This discussion is archived
9 Replies Latest reply: Sep 18, 2012 5:52 AM by Nicolas Wipfli - Oracle RSS

Disk Array 2530-M2 disk replacement procedure via CLI

954225 Newbie
Currently Being Moderated
Hi,

I wish to know the procedure to replace the Sun/Oracle Storage Disk Array 2530-M2's disk.
From the manuals it can be seen that the expected way is via the WEB based GUI. But the problem is that we haven't installed that, we are using only the CLI based commands (CAM) .

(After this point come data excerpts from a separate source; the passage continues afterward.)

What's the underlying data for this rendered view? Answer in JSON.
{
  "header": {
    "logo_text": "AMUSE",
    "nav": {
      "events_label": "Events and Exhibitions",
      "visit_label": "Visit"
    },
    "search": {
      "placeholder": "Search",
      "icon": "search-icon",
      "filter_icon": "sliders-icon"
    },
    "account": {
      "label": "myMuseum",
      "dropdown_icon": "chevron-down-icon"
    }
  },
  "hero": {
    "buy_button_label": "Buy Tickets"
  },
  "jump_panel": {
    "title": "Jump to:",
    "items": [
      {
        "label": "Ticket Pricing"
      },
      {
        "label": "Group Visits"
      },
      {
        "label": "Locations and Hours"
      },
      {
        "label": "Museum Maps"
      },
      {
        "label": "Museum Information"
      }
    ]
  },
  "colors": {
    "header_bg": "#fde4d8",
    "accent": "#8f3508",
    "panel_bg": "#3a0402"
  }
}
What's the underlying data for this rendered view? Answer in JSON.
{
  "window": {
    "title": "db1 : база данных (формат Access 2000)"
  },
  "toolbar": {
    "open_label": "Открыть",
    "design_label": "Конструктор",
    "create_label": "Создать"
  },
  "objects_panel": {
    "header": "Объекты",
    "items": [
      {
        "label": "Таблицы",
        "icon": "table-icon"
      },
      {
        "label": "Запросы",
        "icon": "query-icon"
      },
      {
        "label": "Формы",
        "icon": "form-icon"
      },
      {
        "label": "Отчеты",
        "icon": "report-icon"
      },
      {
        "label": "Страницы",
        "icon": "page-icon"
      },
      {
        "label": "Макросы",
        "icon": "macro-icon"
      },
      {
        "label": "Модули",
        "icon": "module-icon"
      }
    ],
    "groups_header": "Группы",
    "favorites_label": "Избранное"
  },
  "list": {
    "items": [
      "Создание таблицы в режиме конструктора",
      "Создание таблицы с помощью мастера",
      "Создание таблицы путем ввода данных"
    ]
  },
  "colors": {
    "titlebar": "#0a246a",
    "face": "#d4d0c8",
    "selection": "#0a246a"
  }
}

So it will be a great help if I can get any pointers in this regard. Awaiting eagerly.

Thanks,
Savvy
  • 1. Re: Disk Array 2530-M2 disk replacement procedure via CLI
    Nicolas Wipfli - Oracle Expert
    Currently Being Moderated
    Hello,

    You need to ensure that the drive is failed (amber LED ON), then you can pull the drive, wait 1 min, insert the new drive.
    If the drive is not failed, please indicate why you need to replace it ?

    Thanks
    Nicolas
  • 2. Re: Disk Array 2530-M2 disk replacement procedure via CLI
    954225 Newbie
    Currently Being Moderated
    Ok,

    Actually, I am preparing a Hardware Troubleshooting guide for Disk Replacement of Disk Array 2530-M2.
    Previously we were using Sun 3510 storage box and we had a proper disk replacement procedure. We need a corresponding document for 2530.

    Thanks,
    Sabyasachi
  • 3. Re: Disk Array 2530-M2 disk replacement procedure via CLI
    Nicolas Wipfli - Oracle Expert
    Currently Being Moderated
    Hello,

    We do not have sch document because with CAM everything is in Service Advisor.
    That said, if the drive is faulty, you can pull it, wait 1 min, then insert the new one. Normally when the drive is faulty, its amber and blue LEDs are ON.
    Now in situations where you need to replace a drive that reported a predictive failure analysis, this drive is not faulty. Therefore, you need to fail the drive and this is something you can do with the command "service -d <deviceid> -c fail -t <tXdriveY>" where:

    /* `service` is under:
    /* Solaris: /opt/SUNWsefms/bin/
    /* Linux: /opt/sun/cam/private/fms/bin/
    /* Windows: C:\Program Files\Sun\Common Array Manager\Component\fms\bin\

    Once the drive is failed, you can proceed with its replacement as indicated above.
    If you have hot spare and you want to avoid the first reconstruction to one of them, then the copy back, you can disable the hot spare drives (see the sscs man page for the command "sscs modify disk") before failing the drive. Then once the replacement is done and the reconstruction to the new drive is ongoing, you can reassign the necessary drives to the hot spare list.

    Regards
    Nicolas
  • 4. Re: Disk Array 2530-M2 disk replacement procedure via CLI
    954225 Newbie
    Currently Being Moderated
    Thanks a lot for your detailed description. It is of great help.. As I am a novice I am listing the Sample of point. Please help me edit it / add more details.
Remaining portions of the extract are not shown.